Conto: Amor e ponto - Por Marina Cervini
Por Marina Cervini Lentini
Clara caminhava pela Avenida Paulista, e muitas indagações
pairavam por sua mente. Fazia frio e era o dia dos namorados. Não tinha com
quem comemorar, além de com ela própria e uma vontade imensa de tomar um café
quente.
Dirigiu-se à cafeteria mais próxima. Entrou e sentou-se na mesa
próxima à grande janela de vidro, que tinha vista para a avenida movimentada. O
céu estava acinzentado e Clara podia ver as pessoas caminharem com seus
agasalhos pesados, botas e cachecóis.
Chamou a atendente e pediu o seu café, que logo foi servido.

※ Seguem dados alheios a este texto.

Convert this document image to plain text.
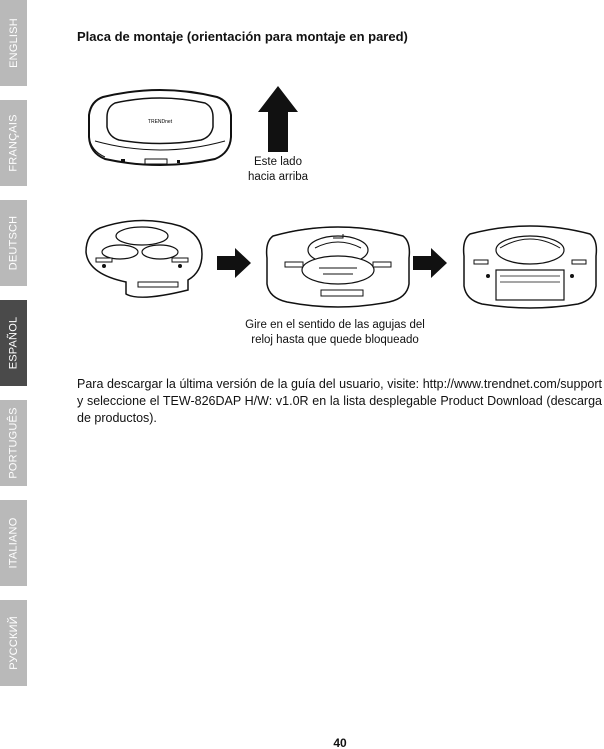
ENGLISH
FRANÇAIS
DEUTSCH
ESPAÑOL
PORTUGUÊS
ITALIANO
РУССКИЙ
Placa de montaje (orientación para montaje en pared)
TRENDnet
Este lado
hacia arriba
Gire en el sentido de las agujas del
reloj hasta que quede bloqueado

Para descargar la última versión de la guía del usuario, visite: http://www.trendnet.com/support y seleccione el TEW-826DAP H/W: v1.0R en la lista desplegable Product Download (descarga de productos).

40
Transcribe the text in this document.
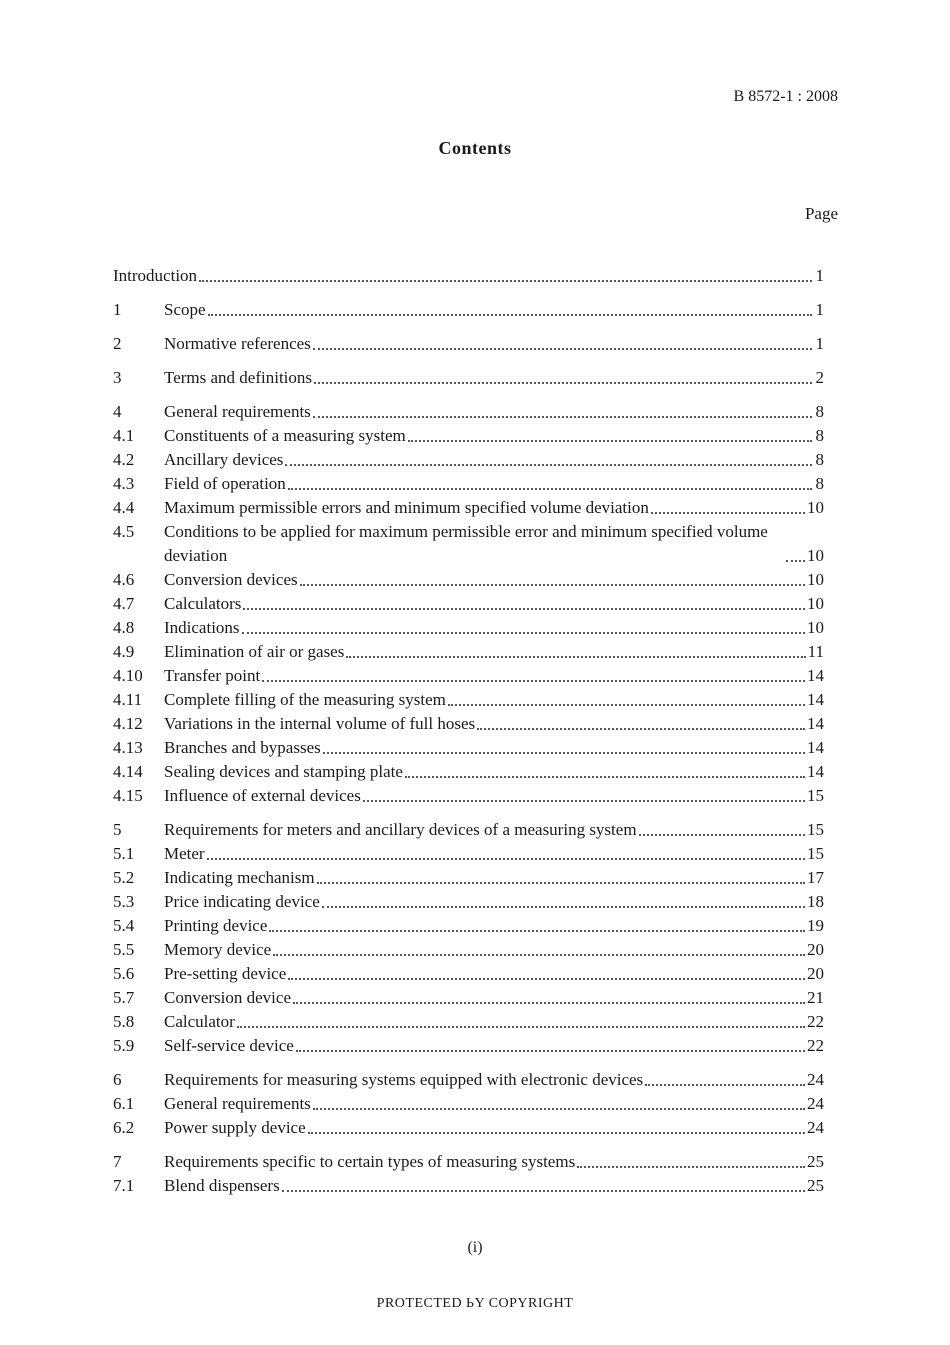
B 8572-1 : 2008
Contents
Page
Introduction	1
1	Scope	1
2	Normative references	1
3	Terms and definitions	2
4	General requirements	8
4.1	Constituents of a measuring system	8
4.2	Ancillary devices	8
4.3	Field of operation	8
4.4	Maximum permissible errors and minimum specified volume deviation	10
4.5	Conditions to be applied for maximum permissible error and minimum specified volume deviation	10
4.6	Conversion devices	10
4.7	Calculators	10
4.8	Indications	10
4.9	Elimination of air or gases	11
4.10	Transfer point	14
4.11	Complete filling of the measuring system	14
4.12	Variations in the internal volume of full hoses	14
4.13	Branches and bypasses	14
4.14	Sealing devices and stamping plate	14
4.15	Influence of external devices	15
5	Requirements for meters and ancillary devices of a measuring system	15
5.1	Meter	15
5.2	Indicating mechanism	17
5.3	Price indicating device	18
5.4	Printing device	19
5.5	Memory device	20
5.6	Pre-setting device	20
5.7	Conversion device	21
5.8	Calculator	22
5.9	Self-service device	22
6	Requirements for measuring systems equipped with electronic devices	24
6.1	General requirements	24
6.2	Power supply device	24
7	Requirements specific to certain types of measuring systems	25
7.1	Blend dispensers	25
(i)
PROTECTED ЬY COPYRIGHT
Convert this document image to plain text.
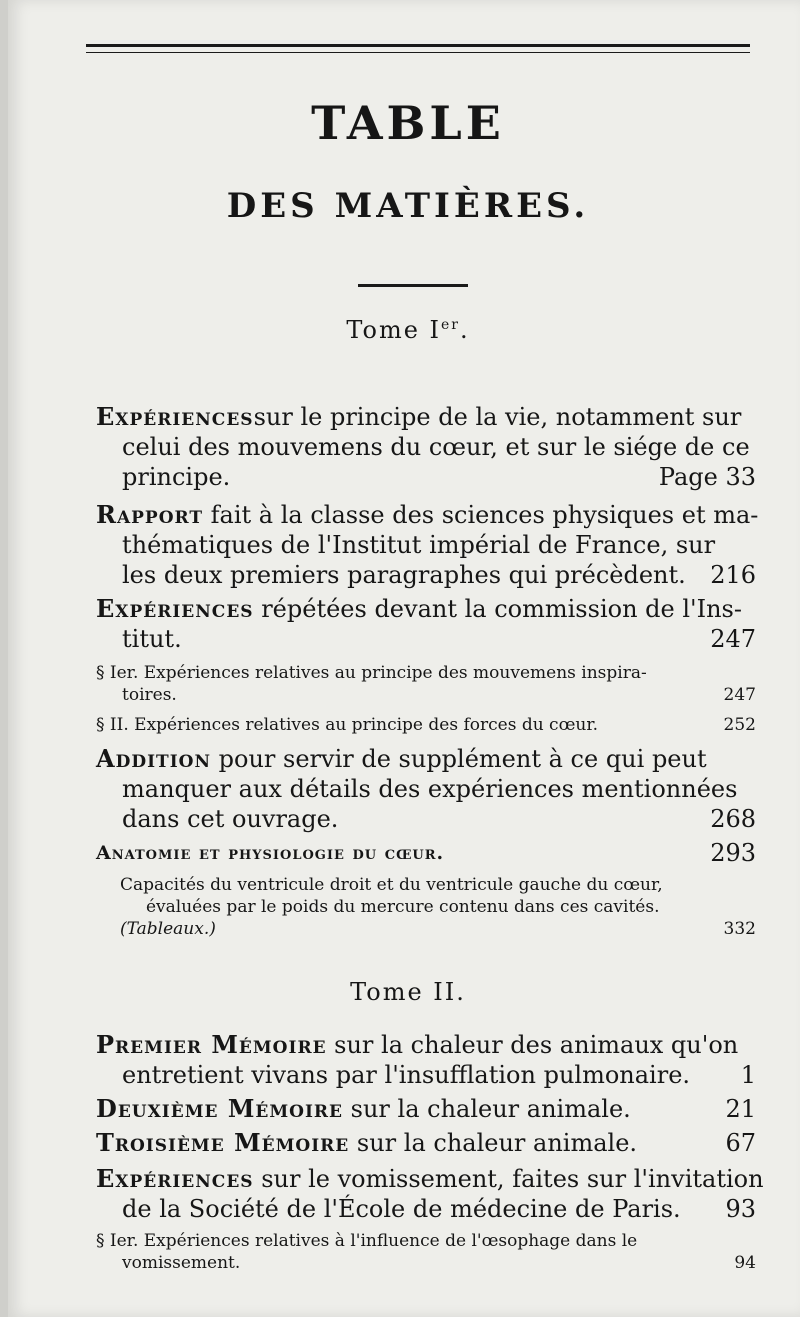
TABLE
DES MATIÈRES.
Tome Ier.
Expériencessur le principe de la vie, notamment sur
celui des mouvemens du cœur, et sur le siége de ce
principe.	Page 33
Rapport fait à la classe des sciences physiques et ma-
thématiques de l'Institut impérial de France, sur
les deux premiers paragraphes qui précèdent.	216
Expériences répétées devant la commission de l'Ins-
titut.	247
§ Ier. Expériences relatives au principe des mouvemens inspira-
toires.	247
§ II. Expériences relatives au principe des forces du cœur.	252
Addition pour servir de supplément à ce qui peut
manquer aux détails des expériences mentionnées
dans cet ouvrage.	268
Anatomie et physiologie du cœur.	293
Capacités du ventricule droit et du ventricule gauche du cœur,
évaluées par le poids du mercure contenu dans ces cavités.
(Tableaux.)	332
Tome II.
Premier Mémoire sur la chaleur des animaux qu'on
entretient vivans par l'insufflation pulmonaire.	1
Deuxième Mémoire sur la chaleur animale.	21
Troisième Mémoire sur la chaleur animale.	67
Expériences sur le vomissement, faites sur l'invitation
de la Société de l'École de médecine de Paris.	93
§ Ier. Expériences relatives à l'influence de l'œsophage dans le
vomissement.	94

Abriu um livro e começou a folheá-lo sem muita vontade, mas apenas fingir que
fazia alguma coisa de mais útil do que somente tomar café e ficar perdida em
divagações mentais.
Tudo estava bastante confuso; não sabia ao certo o que
pensar sobre os acontecimentos dos últimos dias. Como uma história de amor podia
simplesmente ter se transformado em um filme de terror repleto de cenas
absurdas e doentias? O seu corpo ainda tremia sob as recordações. Sentia em
seus braços o impacto dos apertões e o seu coração doía ao reviver as inúmeras
palavras que feriram a sua alma e a sua estima.
Marcelo parecia ser o homem com quem passaria o resto de
seus dias. Porém, revelava-se o oposto de tudo aquilo que havia sonhado. Em uma
noite após uma bebedeira, ele tentou agarrá-la à força; no entanto, sem
sentir-se bem, ela o impediu. Um empurrão. Uma queda violenta no chão. Vários
puxões de cabelo e um segurar dolorido de braços. Palavras grosseiras e um
virar de costas terminal. Celular e contatos de redes sociais bloqueados. Pronto.
Uma relação de quase três anos chegava ao fim.
Naquele momento, Clara perguntava-se o quanto seria capaz de
amar novamente. Porém, não conseguiria imaginar a sua vida dividida com mais
ninguém. Sentia-se em uma hibernação de sentimentos e em estado invernal de emoções.
Um casal sentou-se em uma mesa próxima. A princípio, conversavam
sobre assuntos corriqueiros; porém, o decorrer da conversa dirigiu-se para algo
que Clara jamais imaginou que um dia escutaria. Curiosa, e ao mesmo tempo apreensiva,
fingiu ler para evitar ser flagrada em atenção iminente às palavras declaradas
por aquelas pessoas que aparentavam ser um casal normal, como tantos outros
existentes por aí... naquele dia dos namorados.
Sem ser notada, Clara ouviu a mulher desabafar. Dizia que
estava com medo e pedia para que ele pensasse bem se estavam certos. Ele,
parecendo não escutar, detalhava o que pretendia e defendia os motivos. Ela
agitava-se na cadeira e tentava convencê-lo de que existiam outras soluções;
todavia, era como se falasse para um bloco de gelo. Então, sentindo-se ignorada
e rendida, calou-se. Repentinamente os dois se levantaram, foram para o caixa,
pagaram pelos dois cafés e saíram.
O coração de Clara palpitava forte e não sabia muito bem o
que fazer e o quanto seria responsável pela informação que ouvira. Não sabia se
saia e tentava impedir o casal ou se simplesmente fingia que não havia escutado
nada. A ideia de omissão a perturbava, porém até onde meter-se na vida alheia seria
permitido? E se tudo que escutou não passasse de uma simples mentira ou
encenação. Mas, a realidade das expressões dos dois deixava óbvio que não se
tratava de uma brincadeira.
Fazia pouco tempo que o casal havia saído, se pagasse a
conta imediatamente ainda podia alcançá-los e tentar dissuadi-los do que
planejavam. Fez menção de levantar-se, porém desistiu. Já tinha muito trabalho
na reconstrução de si mesma para se preocupar com os outros. No entanto, a culpa
começou a inquietá-la e passou a questionar-se o quanto egoísta estava sendo.
Agitou-se, e por medo de uma punição que poderia vir sabe-se
lá de onde ocasionada por sua falta de atitude, impulsivamente levantou-se, pagou
rapidamente a conta e dirigiu-se para a avenida. Porém, ao colocar os pés na
calçada, ouviu dois fortes disparos, seguidos de gritos e um aglomerado de
pessoas. Correu em direção ao burburinho e ao aproximar-se, viu estirados no
chão o casal de namorados com as cabeças perfuradas por balas de prata.
Próximo aos corpos um bilhete que dizia:
“Chegamos ao ponto final de nosso amor.”